Boaz trouwt Ruth
1Boaz ging bij de stadspoort zitten wachten op het andere familielid. Toen hij hem voorbij zag gaan, riep hij: ‘Zeg, hebt u even tijd voor mij? Ik wil iets met u bespreken!’ De man kwam naar hem toe en ging naast hem zitten. 2 Daarna riep Boaz tien leiders van de stad en vroeg hun erbij te komen zitten als getuigen. 3 Boaz zei tegen zijn familielid: ‘U kent Naomi, die uit Moab is teruggekeerd, nietwaar? Zij wil het stuk land van Elimélech verkopen. 4 Het leek me goed er eerst met u over te spreken, zodat u het kunt kopen als u wilt, in het bijzijn van deze respectabele getuigen. Als u het wilt kopen, zeg het mij dan, want als u geen gebruik maakt van uw recht, doe ik het. U hebt het eerste recht van koop, daarna ik.’ De man antwoordde: ‘Goed, ik zal het kopen.’ 5 Boaz voegde eraan toe: ‘Als u het land van Naomi koopt, moet u ook met Ruth, haar Moabitische schoondochter, trouwen. Dan kan zij kinderen krijgen die Machlons naam zullen dragen en zijn land zullen erven.’ 6 ‘In dat geval kan ik het niet doen,’ antwoordde de man. ‘Daardoor zou mijn eigen bezit minder waard worden. Koopt u het maar, want ik kan het me niet veroorloven.’ 7 In die tijd was het in Israël gewoonte dat als iemand het recht van koop aan een ander gaf, hij zijn sandaal uittrok en die aan de ander overhandigde. Deze handeling gaf openbare geldigheid aan de transactie. 8 Toen de man tegen Boaz zei: ‘Koopt u het zelf maar,’ trok hij dus zijn sandaal uit. 9 Boaz keerde zich naar de getuigen en de mensen die er omheen stonden en zei: ‘U bent er allemaal getuige van dat ik nu alle vroegere bezittingen van Elimélech en zijn zonen Machlon en Chiljon koop van Naomi. 10 Ik zal ook trouwen met Ruth, de Moabitische, de weduwe van Machlon. Haar kinderen zullen Elimélechs naam dragen en zijn land erven. Zo zal zijn naam voortleven in zijn familie en in zijn stad. U bent er vandaag getuige van.’

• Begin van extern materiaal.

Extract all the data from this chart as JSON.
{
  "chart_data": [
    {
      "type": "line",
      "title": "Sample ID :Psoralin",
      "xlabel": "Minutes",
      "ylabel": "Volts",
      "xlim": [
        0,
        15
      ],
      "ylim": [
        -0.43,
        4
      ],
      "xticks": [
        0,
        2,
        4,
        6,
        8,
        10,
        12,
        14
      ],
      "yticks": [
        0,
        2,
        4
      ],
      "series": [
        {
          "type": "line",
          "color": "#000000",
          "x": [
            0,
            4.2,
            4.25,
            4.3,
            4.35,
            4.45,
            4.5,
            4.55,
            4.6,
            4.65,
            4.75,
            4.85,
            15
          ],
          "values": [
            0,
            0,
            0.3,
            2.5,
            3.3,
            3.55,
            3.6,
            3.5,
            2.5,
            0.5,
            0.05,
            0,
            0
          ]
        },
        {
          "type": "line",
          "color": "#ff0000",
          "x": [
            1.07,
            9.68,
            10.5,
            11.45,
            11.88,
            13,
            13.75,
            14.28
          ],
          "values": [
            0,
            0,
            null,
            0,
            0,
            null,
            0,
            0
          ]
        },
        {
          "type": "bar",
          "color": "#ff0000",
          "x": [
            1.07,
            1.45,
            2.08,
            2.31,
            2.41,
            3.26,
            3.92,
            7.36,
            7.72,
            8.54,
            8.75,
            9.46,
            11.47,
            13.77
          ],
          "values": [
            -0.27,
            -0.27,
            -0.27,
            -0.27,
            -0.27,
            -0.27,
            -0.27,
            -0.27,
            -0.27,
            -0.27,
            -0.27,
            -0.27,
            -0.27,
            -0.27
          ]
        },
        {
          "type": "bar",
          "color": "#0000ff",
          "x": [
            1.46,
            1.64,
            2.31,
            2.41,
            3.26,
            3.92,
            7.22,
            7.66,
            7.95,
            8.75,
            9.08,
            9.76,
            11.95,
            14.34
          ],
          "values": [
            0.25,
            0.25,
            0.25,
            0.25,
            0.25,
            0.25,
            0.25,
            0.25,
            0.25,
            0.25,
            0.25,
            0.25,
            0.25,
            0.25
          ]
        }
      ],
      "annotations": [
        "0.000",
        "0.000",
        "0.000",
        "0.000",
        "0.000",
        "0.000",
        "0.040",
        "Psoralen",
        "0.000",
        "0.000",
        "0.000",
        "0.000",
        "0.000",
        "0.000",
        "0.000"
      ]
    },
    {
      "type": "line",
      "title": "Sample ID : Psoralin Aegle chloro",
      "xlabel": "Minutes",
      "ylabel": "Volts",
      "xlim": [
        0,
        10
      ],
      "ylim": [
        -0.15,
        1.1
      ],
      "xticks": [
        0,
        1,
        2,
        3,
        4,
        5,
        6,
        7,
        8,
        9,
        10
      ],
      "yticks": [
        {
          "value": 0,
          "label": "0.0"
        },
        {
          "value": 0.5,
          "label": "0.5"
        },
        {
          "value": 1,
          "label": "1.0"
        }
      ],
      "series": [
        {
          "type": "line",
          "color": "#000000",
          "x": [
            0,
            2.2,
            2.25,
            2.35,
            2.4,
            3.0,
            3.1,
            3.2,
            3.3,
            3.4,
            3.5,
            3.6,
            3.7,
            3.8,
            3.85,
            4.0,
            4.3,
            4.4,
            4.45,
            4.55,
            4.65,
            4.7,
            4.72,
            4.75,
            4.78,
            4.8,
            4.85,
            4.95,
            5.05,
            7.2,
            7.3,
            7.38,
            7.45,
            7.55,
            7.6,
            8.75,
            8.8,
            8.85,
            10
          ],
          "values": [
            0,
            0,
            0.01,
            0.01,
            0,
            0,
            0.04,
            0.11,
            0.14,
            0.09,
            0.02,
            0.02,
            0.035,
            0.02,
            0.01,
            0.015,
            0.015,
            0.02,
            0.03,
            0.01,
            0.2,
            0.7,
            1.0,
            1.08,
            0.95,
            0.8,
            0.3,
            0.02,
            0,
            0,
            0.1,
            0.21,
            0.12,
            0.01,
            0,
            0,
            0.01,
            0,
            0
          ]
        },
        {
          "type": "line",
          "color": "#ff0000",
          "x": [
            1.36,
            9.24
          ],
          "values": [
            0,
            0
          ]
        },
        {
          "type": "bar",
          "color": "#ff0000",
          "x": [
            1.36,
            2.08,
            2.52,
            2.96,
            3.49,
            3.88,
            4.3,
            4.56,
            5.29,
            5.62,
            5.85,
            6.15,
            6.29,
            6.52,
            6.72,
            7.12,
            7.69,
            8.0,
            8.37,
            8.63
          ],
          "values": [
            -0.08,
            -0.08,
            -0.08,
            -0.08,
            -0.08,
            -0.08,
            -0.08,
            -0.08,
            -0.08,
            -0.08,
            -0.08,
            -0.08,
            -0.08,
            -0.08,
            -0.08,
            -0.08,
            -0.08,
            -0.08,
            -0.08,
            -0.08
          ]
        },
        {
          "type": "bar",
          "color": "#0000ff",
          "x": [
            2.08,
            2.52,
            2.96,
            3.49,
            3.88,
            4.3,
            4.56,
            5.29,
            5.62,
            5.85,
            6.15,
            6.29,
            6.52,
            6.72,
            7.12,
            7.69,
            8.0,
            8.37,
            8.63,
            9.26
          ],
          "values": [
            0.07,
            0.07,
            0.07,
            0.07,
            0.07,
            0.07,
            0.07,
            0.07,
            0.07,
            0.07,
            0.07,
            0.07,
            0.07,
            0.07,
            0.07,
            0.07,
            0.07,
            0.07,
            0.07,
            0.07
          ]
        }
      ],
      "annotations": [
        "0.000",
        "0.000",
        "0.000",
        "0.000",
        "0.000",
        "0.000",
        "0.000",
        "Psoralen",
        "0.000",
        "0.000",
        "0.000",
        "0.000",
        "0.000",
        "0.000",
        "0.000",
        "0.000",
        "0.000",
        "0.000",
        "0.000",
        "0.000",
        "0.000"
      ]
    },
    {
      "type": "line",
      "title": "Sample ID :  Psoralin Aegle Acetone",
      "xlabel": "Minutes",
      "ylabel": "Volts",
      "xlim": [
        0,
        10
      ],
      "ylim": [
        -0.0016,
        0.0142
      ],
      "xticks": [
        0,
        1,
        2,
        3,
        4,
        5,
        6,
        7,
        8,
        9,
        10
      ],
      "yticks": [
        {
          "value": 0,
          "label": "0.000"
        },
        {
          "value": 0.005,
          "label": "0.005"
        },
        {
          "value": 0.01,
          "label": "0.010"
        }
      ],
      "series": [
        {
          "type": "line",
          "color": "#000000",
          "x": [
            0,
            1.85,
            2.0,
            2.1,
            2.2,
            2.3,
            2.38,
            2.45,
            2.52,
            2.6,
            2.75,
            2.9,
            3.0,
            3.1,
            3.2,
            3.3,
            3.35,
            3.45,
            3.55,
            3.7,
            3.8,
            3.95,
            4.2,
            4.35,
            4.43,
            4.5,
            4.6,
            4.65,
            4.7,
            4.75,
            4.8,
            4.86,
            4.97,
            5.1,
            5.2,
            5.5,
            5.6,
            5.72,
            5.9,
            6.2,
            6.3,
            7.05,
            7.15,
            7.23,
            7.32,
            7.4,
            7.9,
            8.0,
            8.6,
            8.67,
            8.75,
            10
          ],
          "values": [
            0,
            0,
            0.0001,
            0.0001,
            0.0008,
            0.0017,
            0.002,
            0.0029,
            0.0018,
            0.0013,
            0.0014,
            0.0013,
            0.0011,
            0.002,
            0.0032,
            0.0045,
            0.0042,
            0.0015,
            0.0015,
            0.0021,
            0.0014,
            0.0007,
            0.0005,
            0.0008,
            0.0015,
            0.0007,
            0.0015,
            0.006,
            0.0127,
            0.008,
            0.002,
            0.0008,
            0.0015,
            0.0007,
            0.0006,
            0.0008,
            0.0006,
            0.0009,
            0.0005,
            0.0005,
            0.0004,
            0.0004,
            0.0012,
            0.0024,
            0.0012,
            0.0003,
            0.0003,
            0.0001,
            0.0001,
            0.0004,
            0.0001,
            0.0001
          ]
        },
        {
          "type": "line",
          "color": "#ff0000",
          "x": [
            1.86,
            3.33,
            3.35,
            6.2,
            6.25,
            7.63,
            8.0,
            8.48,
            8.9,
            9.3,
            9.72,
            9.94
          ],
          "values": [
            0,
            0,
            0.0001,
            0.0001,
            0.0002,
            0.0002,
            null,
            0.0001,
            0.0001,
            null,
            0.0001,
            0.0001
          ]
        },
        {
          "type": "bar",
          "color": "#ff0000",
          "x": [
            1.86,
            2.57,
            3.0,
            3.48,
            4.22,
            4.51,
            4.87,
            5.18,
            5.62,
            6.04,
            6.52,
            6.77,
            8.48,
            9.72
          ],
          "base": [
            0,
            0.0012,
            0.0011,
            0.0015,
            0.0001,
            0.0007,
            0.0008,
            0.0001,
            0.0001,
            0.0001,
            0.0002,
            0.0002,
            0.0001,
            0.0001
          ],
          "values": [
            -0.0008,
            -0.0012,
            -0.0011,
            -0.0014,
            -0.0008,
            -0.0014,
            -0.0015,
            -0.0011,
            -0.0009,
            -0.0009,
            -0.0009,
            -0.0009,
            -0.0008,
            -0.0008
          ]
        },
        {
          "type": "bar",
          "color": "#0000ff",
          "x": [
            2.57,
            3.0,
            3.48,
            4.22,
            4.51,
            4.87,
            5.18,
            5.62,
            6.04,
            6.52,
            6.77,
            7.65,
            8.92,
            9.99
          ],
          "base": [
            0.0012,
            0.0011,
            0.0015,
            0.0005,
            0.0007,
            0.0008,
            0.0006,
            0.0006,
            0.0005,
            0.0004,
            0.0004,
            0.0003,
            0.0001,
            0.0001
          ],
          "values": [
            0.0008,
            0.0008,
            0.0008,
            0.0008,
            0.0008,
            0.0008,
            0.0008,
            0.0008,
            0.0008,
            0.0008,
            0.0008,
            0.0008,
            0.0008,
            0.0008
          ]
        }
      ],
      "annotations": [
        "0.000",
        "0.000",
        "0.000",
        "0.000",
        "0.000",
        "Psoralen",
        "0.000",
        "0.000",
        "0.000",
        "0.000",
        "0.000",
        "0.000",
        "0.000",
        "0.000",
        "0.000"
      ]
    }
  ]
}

11 Alle toehoorders en de getuigen stemden ermee in en zeiden: ‘Ja, wij zijn er getuige van. Moge de Here deze vrouw die bij u komt wonen, zegenen als Rachel en Lea, die beiden het volk Israël groot hebben gemaakt en van wie het hele volk Israël afstamt! En wat uzelf betreft, moge het u voorspoedig gaan en moge u beroemd worden in Bethlehem. 12 Mogen de kinderen die de Here u zal geven door deze jonge vrouw, zijn als die van Peres, de zoon van Tamar en Juda.’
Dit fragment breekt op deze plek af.